Ambrosetti explore les pratiques d’un certain nombre d’acteurs étatiques parmi les plus influents dans le système international quand ils sont confrontés à ce qu’il appelle « les violences politiques lointaines », violences des autres certes, mais qui les interpellent en qualité d’États-patrons. Il s’agit, de prime abord, du « quintette » formant le directoire du Conseil de sécurité des Nations Unies, au sein duquel les pays occidentaux demeurent les plus actifs dans ce domaine. L’auteur nous transporte au coeur des crises et des conflits armés dits extérieurs, des crises « souvent porteuses de faibles urgences et de faibles risques » pour ces pays qui, de manière fréquente, sont appelés à y jouer un rôle prépondérant. Toutefois, son regard porte essentiellement sur les décideurs de la politique étrangère de la France, en particulier les diplomates de ce pays qui interagissent avec le Conseil de sécurité lorsque la violence éclate dans un État-client.
Ambrosetti croit qu’une telle faiblesse des urgences et des risques perçus par ces acteurs ne va pas de soi. Ils y parviennent en construisant des digues rhétoriques, destinées à façonner l’opinion mondiale, par le biais d’un usage savant et fréquent des médias à large diffusion publique. Le plus souvent, dit-il, ces digues s’inscrivent dans le registre de l’obligation morale, bien plus que dans les domaines de politique internationale jugés autrement plus vitaux pour la sécurité des États que ces décideurs servent. Toujours est-il que, lorsque ces digues rhétoriques vacillent, l’urgence réapparaît crûment, laisse-t-il entendre.
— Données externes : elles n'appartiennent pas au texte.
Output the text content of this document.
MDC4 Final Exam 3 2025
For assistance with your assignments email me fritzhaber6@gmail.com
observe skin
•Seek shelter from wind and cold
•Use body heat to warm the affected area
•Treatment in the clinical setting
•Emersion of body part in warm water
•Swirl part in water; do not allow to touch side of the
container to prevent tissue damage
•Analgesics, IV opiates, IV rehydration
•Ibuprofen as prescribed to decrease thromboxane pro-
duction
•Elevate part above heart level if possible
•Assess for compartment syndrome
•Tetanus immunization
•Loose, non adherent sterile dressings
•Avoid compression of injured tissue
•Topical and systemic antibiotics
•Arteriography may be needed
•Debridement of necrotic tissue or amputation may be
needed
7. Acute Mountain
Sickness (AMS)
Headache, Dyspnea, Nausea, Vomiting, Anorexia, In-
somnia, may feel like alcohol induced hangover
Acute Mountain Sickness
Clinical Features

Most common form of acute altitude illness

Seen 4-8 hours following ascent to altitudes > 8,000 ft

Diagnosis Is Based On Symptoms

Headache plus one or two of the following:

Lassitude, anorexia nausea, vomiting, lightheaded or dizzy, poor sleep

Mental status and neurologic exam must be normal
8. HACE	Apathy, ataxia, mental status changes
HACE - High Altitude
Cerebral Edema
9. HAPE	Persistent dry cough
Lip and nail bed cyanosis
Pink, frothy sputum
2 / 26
L’ouvrage fait une incursion dans la diplomatie française au Conseil de sécurité de l’onu, principalement en examinant les cas du Rwanda et de la République démocratique du Congo. Pour Ambrosetti, le génocide des Rwandais tutsi commis au printemps 1994 en présence des Casques bleus de l’onu et sans réaction internationale, de même que le conflit congolais, incarne l’écart entre le projet humanitaire et les enjeux quotidiens propres à l’espace diplomatique international. Il permet de replacer les décideurs diplomatiques chargés de ces dossiers dans leur environnement diplomatique plus large, compris comme un environnement normatif dans lequel se jouent l’acceptation collective, la reconnaissance de positions d’influence données, le crédit et le discrédit. Quant au Conseil de sécurité, il fournit une arène bien délimitée pour l’étude de cette scène diplomatique et de ses acteurs plongés dans leurs activités tactiques.
Le premier chapitre plante une approche théorique captivante ; l’auteur y dresse une conceptualisation des normes dépouillée de ses vertus et contenus éthiques, mais profondément articulée autour des positions sociales établies ou recherchées, de routines et comportements socialement sanctionnés. Ensuite, Ambrosetti brosse l’environnement normatif des décideurs de la politique étrangère de la France et les fondements rationnels de la relation patron-client entre la France et ses satellites africains. Dans le troisième chapitre, il explore les normes propres qui encadrent les négociations au Conseil de sécurité des Nations Unies. Le chapitre quatre est consacré à l’analyse de l’implication, ou du lead, de la France dans le conflit rwandais. Enfin, dans le chapitre cinq, l’auteur étudie et décortique la manière dont sont fabriqués et protégés les récits légitimateurs, sentier par lequel un État (la France) demande au Conseil de sécurité d’assurer le lead dans un conflit frappant un autre État sur lequel il exerce une influence notoire.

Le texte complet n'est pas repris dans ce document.